3-Ethyl-3,4-dihydroquinoxalin-2(1H)-one (4): Benzene-1,2-diamine (2) (1.07 g, 28.4 mmol) and 2-oxobutanoic acid (2.90 g, 28.4 mmol) were dissolved in 50 mL CH3OH, and the resulting solution was stirred overnight at room temperature. The resulting precipitate was collected via filtration over a Büchner funnel. The precipitate was washed with cold CH3OH and dried in a vacuum oven to yield 2.25 g (12.9 mmol, 46 %) of 4 as an off-white solid: 1H NMR (500 MHz, CDCl3) δ=11.25 (s, 1 H), 7.84 (d, J=8.1 Hz, 1 H), 7.52–7.45 (m, 1 H), 7.36–7.31 (m, 1 H), 7.28 (d, J=7.8 Hz, 1 H), 3.01 (q, J=7.4 Hz, 2 H), 1.38 ppm (t, J=7.4 Hz, 3 H); 13C NMR (126 MHz, CDCl3) δ=162.54, 156.24, 132.91, 130.97, 129.57, 128.85, 124.09, 115.31, 26.85, 10.85 ppm.

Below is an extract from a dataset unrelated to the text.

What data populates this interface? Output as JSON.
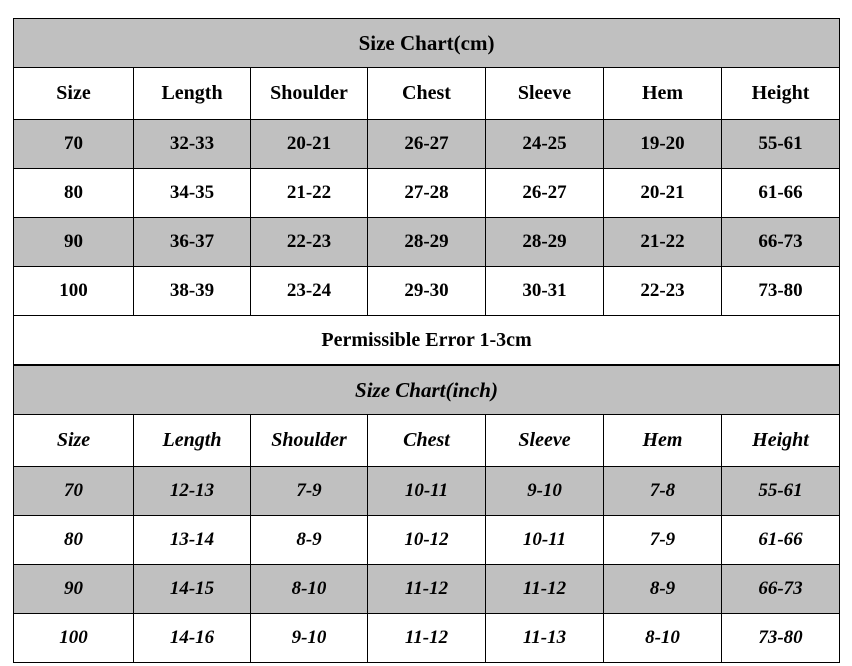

6,7-Dichloro-3,4-dihydroquinoxalin-2(1H)-one (5): 4,5-dichlorobenzene-1,2-diamine (3) (842 mg, 4.76 mmol) and 2-oxoacetic acid (715 mg, 4.83 mmol) were dissolved in CH3OH (50 mL) and stirred at room temperature for 30 min. The mixture was concentrated under reduced pressure, H2O was added, and the resulting mixture was extracted with EtOAc. The combined organic phases were dried over MgSO4 and concentrated under reduced pressure to yield 133 mg of 5 (0.62 mmol, 13 %) as a dark-brown solid: 1H NMR (250 MHz, DMSO) δ=8.19 (s, 1 H), 8.04 (s, 1 H), 7.45 ppm (s, 1 H).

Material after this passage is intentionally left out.